You can’t, really. Sure, NBC has gotten traction for Hulu.com by posting memorable “Saturday Night Live” sketches there. The publicity and word of mouth for Orman’s free download probably helped drive paid sales of her book. (It also didn’t hurt that it was sponsored by Oprah.)
But the smartest way to build lasting brand equity on the Web is to engage your customers consistently in ways that are enjoyable for them and generate insights for you.
One good example is under way right now by Purina, which is doing some promotional tie-ins with the movie “Marley & Me,” opening on Christmas Day. At LongLiveYourDog.com, Purina asked users to post videos of their dogs’ rascally antics. The winner gets a trip to Hollywood for the movie premiere.
The site also hosts a series of “Dog Park Hall of Fame” videos, as well as information on dog health, nutrition and care — along with Purina product information, of course. Traffic, though not overwhelming, has grown steadily. At 45,000 visitors a month, it’s up more than 50 percent over the past year.
In an earlier post, I wrote about Kraftfoods.com, which attracts millions of visitors a month with its unspectacular menu of food tips, recipes and forums. These are the kind of committed, well-planned offerings that are likely to build long-term consumer loyalty.

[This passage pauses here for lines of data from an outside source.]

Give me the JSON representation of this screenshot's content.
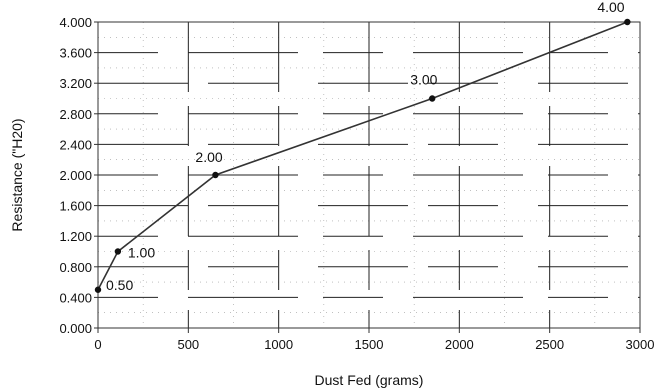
{
  "chart_data": {
    "type": "line",
    "xlabel": "Dust Fed (grams)",
    "ylabel": "Resistance (\"H20)",
    "xlim": [
      0,
      3000
    ],
    "ylim": [
      0,
      4
    ],
    "x_ticks": [
      "0",
      "500",
      "1000",
      "1500",
      "2000",
      "2500",
      "3000"
    ],
    "y_ticks": [
      "0.000",
      "0.400",
      "0.800",
      "1.200",
      "1.600",
      "2.000",
      "2.400",
      "2.800",
      "3.200",
      "3.600",
      "4.000"
    ],
    "grid": true,
    "series": [
      {
        "x": [
          0,
          110,
          650,
          1850,
          2930
        ],
        "y": [
          0.5,
          1.0,
          2.0,
          3.0,
          4.0
        ],
        "labels": [
          "0.50",
          "1.00",
          "2.00",
          "3.00",
          "4.00"
        ]
      }
    ],
    "colors": {
      "line": "#333333",
      "marker": "#111111",
      "grid": "#222222"
    }
  }
}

I’ve heard firsthand from some large companies that aren’t interested in having two-way communication with their consumers through social media. They consider feedback to be a customer-service function, and so they farm it out to phone banks. Under this model, the consumer is a pain in the ass to be shunted aside, rather than a partner with potentially valuable information to share.
That’s a mistake, in my view. Those companies are missing out on communication with their customers that could yield valuable insights into what motivates buying decisions and brand loyalty.
Also keep in mind that as the traditional media continue their struggles, they’ll be less willing and able to tell company stories in their pages and on their airwaves.
Companies that wish to communicate with the buying public increasingly will have no choice but to step up and do it themselves.